ModernLib.Net / Кшиштоф Бакуш / Мое лимонное дерево - Чтение (Ознакомительный отрывок) (стр. 3)
Автор: Кшиштоф Бакуш
Жанр:

 

 


Грэдд сказал мне, что я непременно должен твёрдо придерживаться двух цен: той, по которой я буду продавать, если рынок пойдёт против меня и я пойму, что мой прогноз неудачен, и той, по которой я буду брать прибыль.

– Других цен для тебя просто нет, – внушал мне Грэдд. – Либо ты продаёшь акции с убытком, либо с прибылью, причём потенциальный убыток, естественно, должен быть меньше, чем желаемая прибыль, иначе какой смысл в заявке.

Сначала мы выбрали отрасль. Это была пищевая промышленность. Потом выбрали компанию, молодую и быстроразвивающуюся, перспективную, её акции стоили в то время восемьдесят один доллар, но мы с Грэддом посмотрели на её баланс и решили, что акции – недооценены. И что они должны вырасти. Тем более что эмиссия прошла недавно, и акции уже две недели поднимались ровно и весело.

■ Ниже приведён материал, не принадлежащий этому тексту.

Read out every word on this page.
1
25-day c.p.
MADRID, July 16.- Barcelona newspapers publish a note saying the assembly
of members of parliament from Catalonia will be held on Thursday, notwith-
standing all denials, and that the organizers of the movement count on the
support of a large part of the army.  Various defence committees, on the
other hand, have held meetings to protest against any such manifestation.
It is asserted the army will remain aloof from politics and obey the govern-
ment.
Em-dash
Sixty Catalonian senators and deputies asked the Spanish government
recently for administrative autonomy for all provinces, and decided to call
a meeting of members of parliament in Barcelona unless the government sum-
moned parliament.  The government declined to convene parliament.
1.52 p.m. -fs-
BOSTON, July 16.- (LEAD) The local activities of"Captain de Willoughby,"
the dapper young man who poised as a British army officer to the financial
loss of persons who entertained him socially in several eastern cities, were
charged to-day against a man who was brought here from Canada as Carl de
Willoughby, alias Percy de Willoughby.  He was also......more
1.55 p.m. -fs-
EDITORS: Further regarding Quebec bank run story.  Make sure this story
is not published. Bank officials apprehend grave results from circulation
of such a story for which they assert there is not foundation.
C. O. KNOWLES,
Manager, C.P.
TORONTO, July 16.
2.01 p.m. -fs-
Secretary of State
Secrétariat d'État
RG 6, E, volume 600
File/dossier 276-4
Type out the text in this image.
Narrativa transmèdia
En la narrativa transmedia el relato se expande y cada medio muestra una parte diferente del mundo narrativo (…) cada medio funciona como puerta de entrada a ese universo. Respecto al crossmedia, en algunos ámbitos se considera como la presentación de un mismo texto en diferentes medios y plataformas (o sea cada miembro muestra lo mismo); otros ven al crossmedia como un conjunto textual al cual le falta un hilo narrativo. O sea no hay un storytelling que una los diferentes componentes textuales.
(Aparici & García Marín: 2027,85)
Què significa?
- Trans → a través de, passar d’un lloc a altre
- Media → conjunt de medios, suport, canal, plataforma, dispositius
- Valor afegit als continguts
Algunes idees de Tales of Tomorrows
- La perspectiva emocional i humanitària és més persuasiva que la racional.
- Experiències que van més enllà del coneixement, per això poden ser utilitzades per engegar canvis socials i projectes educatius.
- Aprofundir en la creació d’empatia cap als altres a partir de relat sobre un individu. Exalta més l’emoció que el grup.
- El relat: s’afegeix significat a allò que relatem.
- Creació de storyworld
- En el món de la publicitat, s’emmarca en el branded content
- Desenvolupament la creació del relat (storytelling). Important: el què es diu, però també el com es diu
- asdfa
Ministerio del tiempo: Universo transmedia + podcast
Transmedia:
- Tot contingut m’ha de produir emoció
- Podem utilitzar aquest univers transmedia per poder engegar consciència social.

Однако на следующий день поутру цена была всего лишь семьдесят девять, а к полудню мои акции упали до семидесяти шести. Я начал беспокоиться. Что-то не так в нашем анализе, подумал я. Может быть, лучше прекратить торговлю, ведь это, в конце концов, мои деньги. Я связался с Грэддом и доложил, что собираюсь продать акции, пока они не упали ещё сильнее.

– Какого черта, – возразил Грэдд. – Мы же вчера решили становиться на покупку.

Я крутил телефонный провод в руках.

– Ну да, мы решили, но это было вчера. А сегодня…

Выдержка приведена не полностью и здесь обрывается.